The reign of Nebuchadnezzar extended from B.C. 604 to 561. In B.C. 598 he laid siege to Jerusalem (2 Kings xxiv.) and made Jehoiachin prisoner, and in 588 again captured the city, and carried Zedekiah, who had rebelled against him, captive to Babylon (2 Kings xxv.). Josephus gives an account of his expeditions against Tyre and Egypt, which are also mentioned with many details in Ezek. xxvii.-xxix.
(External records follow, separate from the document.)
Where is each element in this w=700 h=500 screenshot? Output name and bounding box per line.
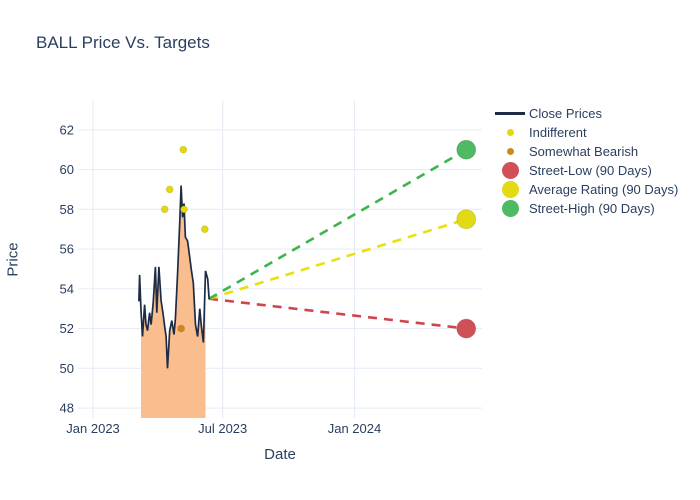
x-tick-label: Jan 2024 <box>328 421 382 436</box>
x-axis-title: Date <box>264 446 296 463</box>
legend-label: Somewhat Bearish <box>529 144 639 159</box>
indifferent-point[interactable] <box>160 205 169 214</box>
legend-item-average-rating-90-days[interactable]: Average Rating (90 Days) <box>494 180 678 199</box>
legend-item-indifferent[interactable]: Indifferent <box>494 123 678 142</box>
x-tick-label: Jul 2023 <box>198 421 247 436</box>
legend-item-street-low-90-days[interactable]: Street-Low (90 Days) <box>494 161 678 180</box>
street-high-90-days-swatch-icon <box>494 200 526 217</box>
legend-item-somewhat-bearish[interactable]: Somewhat Bearish <box>494 142 678 161</box>
y-tick-label: 60 <box>60 162 74 177</box>
target-line-street-low-90-days <box>208 297 467 330</box>
somewhat-bearish-swatch-shape <box>506 148 514 155</box>
close-prices-swatch-icon <box>494 112 526 115</box>
y-axis-title: Price <box>4 242 22 277</box>
street-low-90-days-swatch-icon <box>494 162 526 179</box>
legend-label: Street-High (90 Days) <box>529 201 655 216</box>
y-tick-label: 62 <box>60 122 74 137</box>
y-tick-label: 56 <box>60 242 74 257</box>
x-tick-label: Jan 2023 <box>66 421 120 436</box>
legend: Close Prices Indifferent Somewhat Bearish S… <box>494 104 678 218</box>
street-high-90-days-marker[interactable] <box>456 139 477 160</box>
legend-item-street-high-90-days[interactable]: Street-High (90 Days) <box>494 199 678 218</box>
street-high-90-days-swatch-shape <box>501 200 519 217</box>
street-low-90-days-marker[interactable] <box>456 318 477 339</box>
y-tick-label: 52 <box>60 321 74 336</box>
target-line-average-rating-90-days <box>208 218 467 300</box>
somewhat-bearish-swatch-icon <box>494 148 526 155</box>
legend-item-close-prices[interactable]: Close Prices <box>494 104 678 123</box>
street-low-90-days-swatch-shape <box>501 162 519 179</box>
y-tick-label: 54 <box>60 281 74 296</box>
legend-label: Street-Low (90 Days) <box>529 163 652 178</box>
close-price-area <box>141 185 206 418</box>
indifferent-swatch-shape <box>506 129 514 136</box>
somewhat-bearish-point[interactable] <box>177 324 186 333</box>
indifferent-point[interactable] <box>179 145 188 154</box>
target-line-street-high-90-days <box>208 148 467 300</box>
legend-label: Average Rating (90 Days) <box>529 182 679 197</box>
legend-label: Close Prices <box>529 106 602 121</box>
y-tick-label: 48 <box>60 401 74 416</box>
close-price-line[interactable] <box>138 185 210 369</box>
y-tick-label: 50 <box>60 361 74 376</box>
average-rating-90-days-swatch-shape <box>501 181 519 198</box>
average-rating-90-days-marker[interactable] <box>456 209 477 230</box>
y-tick-label: 58 <box>60 202 74 217</box>
chart-title: BALL Price Vs. Targets <box>36 33 210 52</box>
indifferent-point[interactable] <box>180 205 188 214</box>
average-rating-90-days-swatch-icon <box>494 181 526 198</box>
indifferent-point[interactable] <box>200 225 209 234</box>
indifferent-point[interactable] <box>165 185 174 194</box>
legend-label: Indifferent <box>529 125 587 140</box>
indifferent-swatch-icon <box>494 129 526 136</box>
close-prices-swatch-shape <box>495 112 525 115</box>
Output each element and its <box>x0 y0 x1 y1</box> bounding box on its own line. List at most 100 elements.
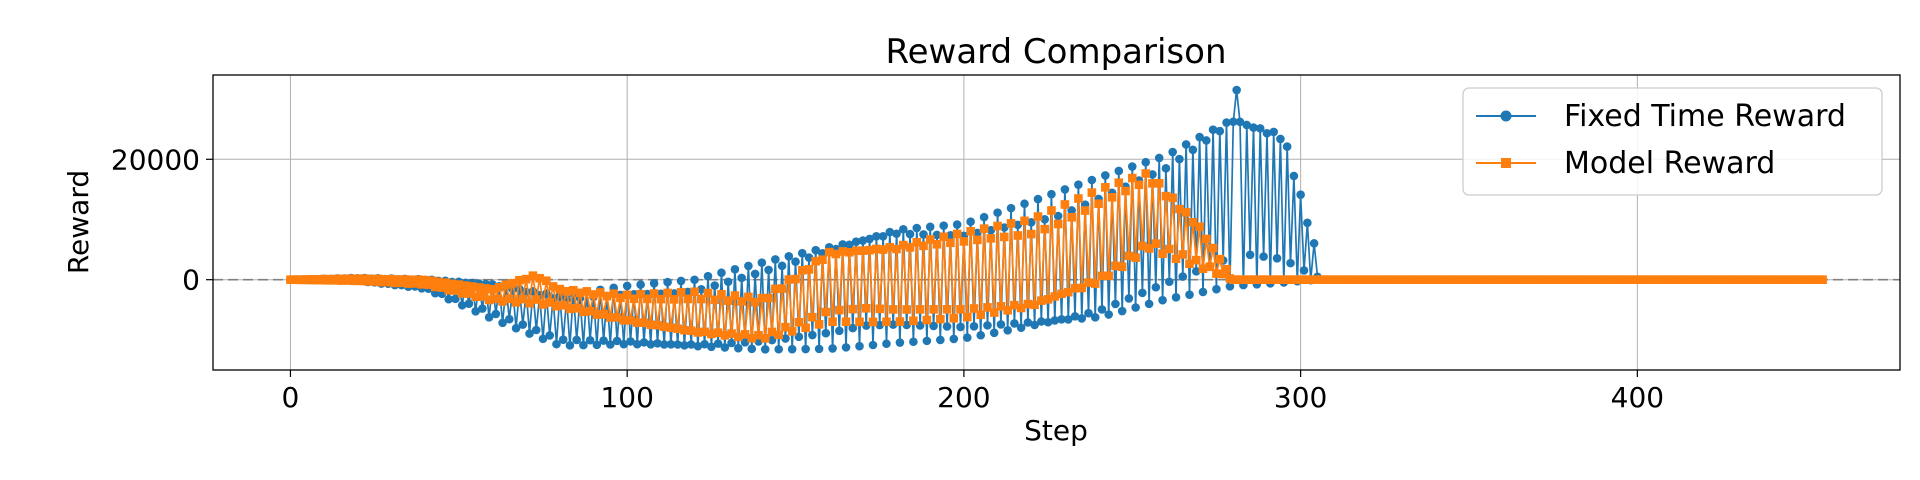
data-point <box>1010 319 1019 328</box>
data-point <box>1161 191 1171 201</box>
data-point <box>989 308 999 317</box>
data-point <box>632 318 642 327</box>
data-point <box>430 282 440 292</box>
data-point <box>1185 290 1194 299</box>
data-point <box>1215 126 1225 136</box>
data-point <box>996 302 1006 311</box>
data-point <box>912 237 922 247</box>
data-point <box>414 275 423 284</box>
data-point <box>1060 200 1070 209</box>
data-point <box>1185 259 1194 269</box>
data-point <box>983 321 992 330</box>
data-point <box>1037 317 1046 326</box>
data-point <box>1094 199 1103 209</box>
data-point <box>1114 166 1124 176</box>
data-point <box>707 329 716 339</box>
data-point <box>821 328 831 338</box>
data-point <box>979 212 989 222</box>
data-point <box>1198 264 1208 274</box>
data-point <box>986 234 996 243</box>
data-point <box>845 248 854 257</box>
data-point <box>538 300 548 309</box>
data-point <box>552 301 561 311</box>
data-point <box>925 222 935 232</box>
data-point <box>1084 308 1093 318</box>
data-point <box>1117 262 1127 272</box>
data-point <box>767 335 777 345</box>
data-point <box>1282 142 1292 151</box>
data-point <box>562 286 571 296</box>
data-point <box>464 299 474 309</box>
data-point <box>572 335 581 345</box>
data-point <box>919 241 928 251</box>
data-point <box>888 305 898 314</box>
data-point <box>838 240 847 249</box>
data-point <box>1127 173 1137 183</box>
data-point <box>599 336 608 345</box>
data-point <box>932 230 942 240</box>
data-point <box>632 339 642 349</box>
data-point <box>740 330 750 339</box>
data-point <box>993 221 1002 231</box>
data-point <box>622 290 632 300</box>
data-point <box>616 293 625 303</box>
data-point <box>558 335 568 344</box>
data-point <box>1070 311 1080 321</box>
legend-marker-fixed <box>1500 110 1512 122</box>
data-point <box>683 287 693 297</box>
data-point <box>703 288 713 298</box>
data-point <box>942 322 952 331</box>
data-point <box>949 313 959 323</box>
data-point <box>952 229 962 239</box>
data-point <box>1023 318 1033 327</box>
data-point <box>717 268 726 278</box>
data-point <box>478 292 487 301</box>
data-point <box>737 297 746 306</box>
data-point <box>1165 244 1174 254</box>
data-point <box>1003 325 1012 335</box>
data-point <box>973 235 982 245</box>
data-point <box>848 304 858 314</box>
legend-item-model-reward: Model Reward <box>1476 146 1775 181</box>
data-point <box>693 328 703 337</box>
data-point <box>441 278 450 287</box>
data-point <box>821 307 831 317</box>
data-point <box>1043 317 1053 327</box>
data-point <box>1030 300 1039 310</box>
data-point <box>1127 162 1137 171</box>
data-point <box>1151 239 1161 248</box>
data-point <box>1057 314 1066 324</box>
data-point <box>1175 204 1184 214</box>
data-point <box>585 335 595 345</box>
data-point <box>1114 178 1124 187</box>
data-point <box>693 341 703 351</box>
data-point <box>690 275 699 285</box>
data-point <box>966 217 975 227</box>
data-point <box>592 310 602 319</box>
data-point <box>747 344 757 354</box>
data-point <box>1138 241 1147 251</box>
data-point <box>902 305 911 314</box>
data-point <box>659 340 669 349</box>
data-point <box>1255 124 1265 133</box>
data-point <box>612 336 622 346</box>
data-point <box>643 294 652 304</box>
data-point <box>949 334 959 344</box>
data-point <box>801 344 810 354</box>
data-point <box>505 314 514 324</box>
data-point <box>858 236 868 245</box>
data-point <box>1090 279 1100 288</box>
x-tick-label: 100 <box>600 381 653 414</box>
data-point <box>1296 190 1305 199</box>
data-point <box>1060 185 1070 194</box>
data-point <box>1134 180 1144 190</box>
data-point <box>797 266 807 275</box>
data-point <box>1158 249 1167 258</box>
data-point <box>848 323 858 333</box>
plot-frame <box>212 74 1901 371</box>
data-point <box>555 284 565 294</box>
data-point <box>461 281 470 290</box>
data-point <box>1218 269 1228 279</box>
data-point <box>851 237 861 246</box>
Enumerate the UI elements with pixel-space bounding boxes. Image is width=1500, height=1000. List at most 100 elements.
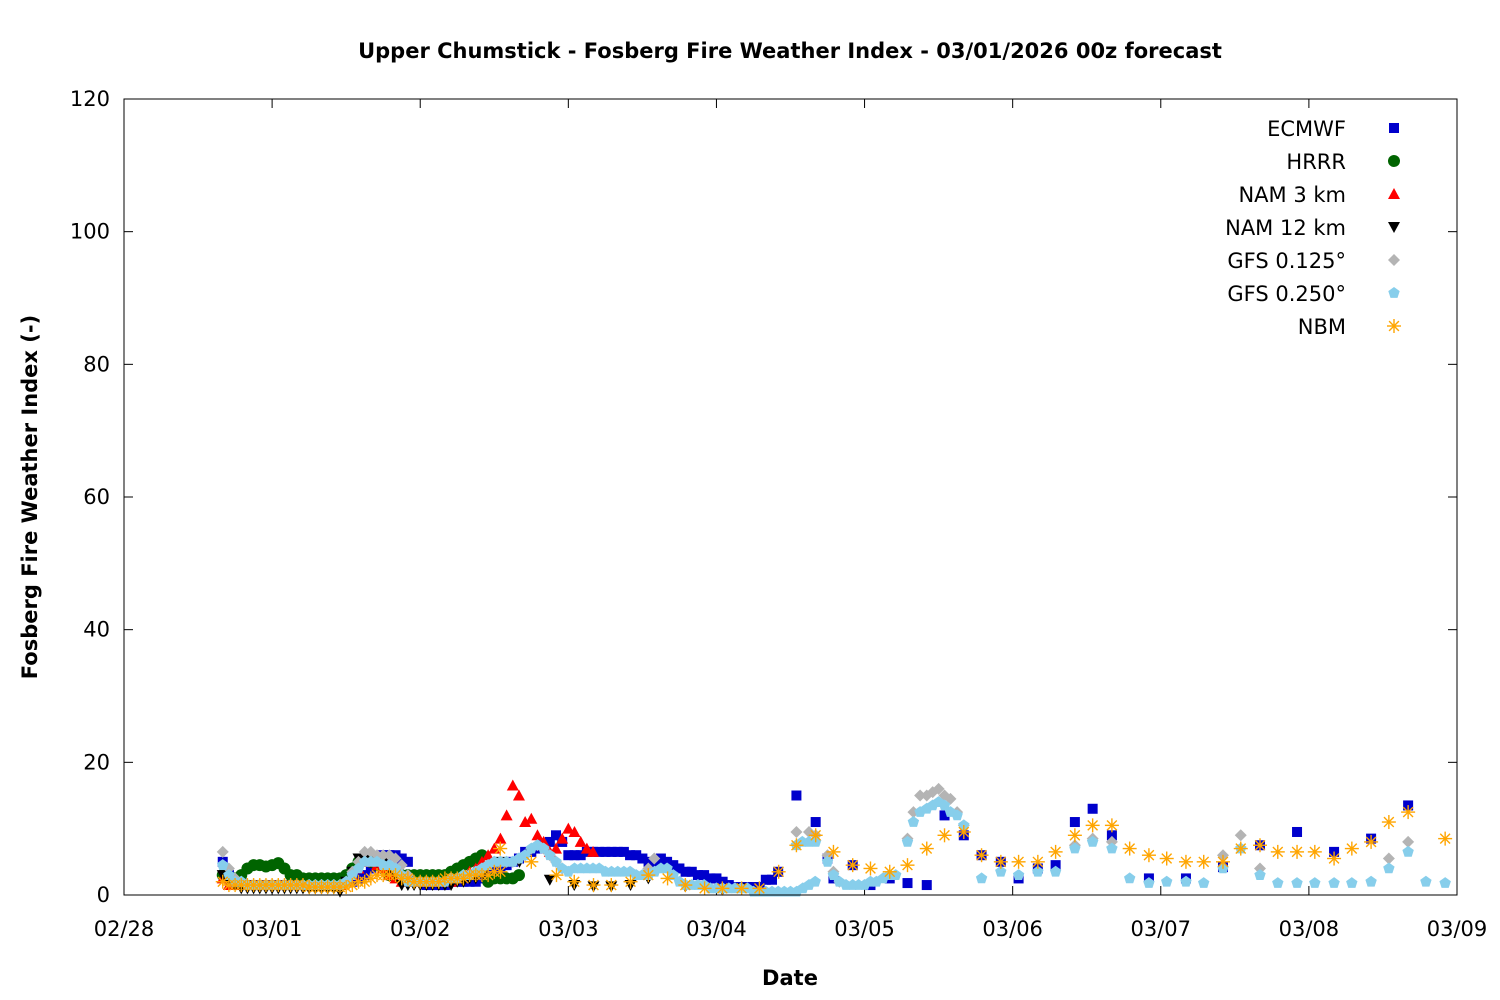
x-tick-label: 03/03: [538, 917, 599, 941]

The name Nebuchadnezzar, or more accurately Nebuchadrezzar (Jer. xxi. 2, 7, etc.), is derived from the Jewish Scriptures. But in the inscriptions it reads Nebo-kudurri-ussur, i.e., “may Nebo protect the crown”; a name analogous to that of his father Nebo(Nabu)-habal-ussur. ("Nebo protect the son”) and to that of Belshazzar, i.e., “Bel protect the prince.” The phonetic writing of Nebuchadnezzar is "An-pa-sa-du-sis," each of which syllables has been identified through the syllabaries. The word “kudurri” is probably the [Hebrew: kether] of Esther vi. 8, and the [Greek: kidaris] of the Greeks. The inscriptions of which a translation follows was found at Babylon by Sir Harford Jones Bridges, and now forms part of the India House Collection. It is engraved on a short column of black basalt, and is divided into ten columns, containing 619 lines.
It may be worth while to remark that in the name given to the prophet Daniel, Belteshazzar, i.e., Balat-su-ussur ("preserve thou his life"), and in Abednego ("servant of Nebo"), we have two of the component parts of the name of Nebuchadnezzar himself.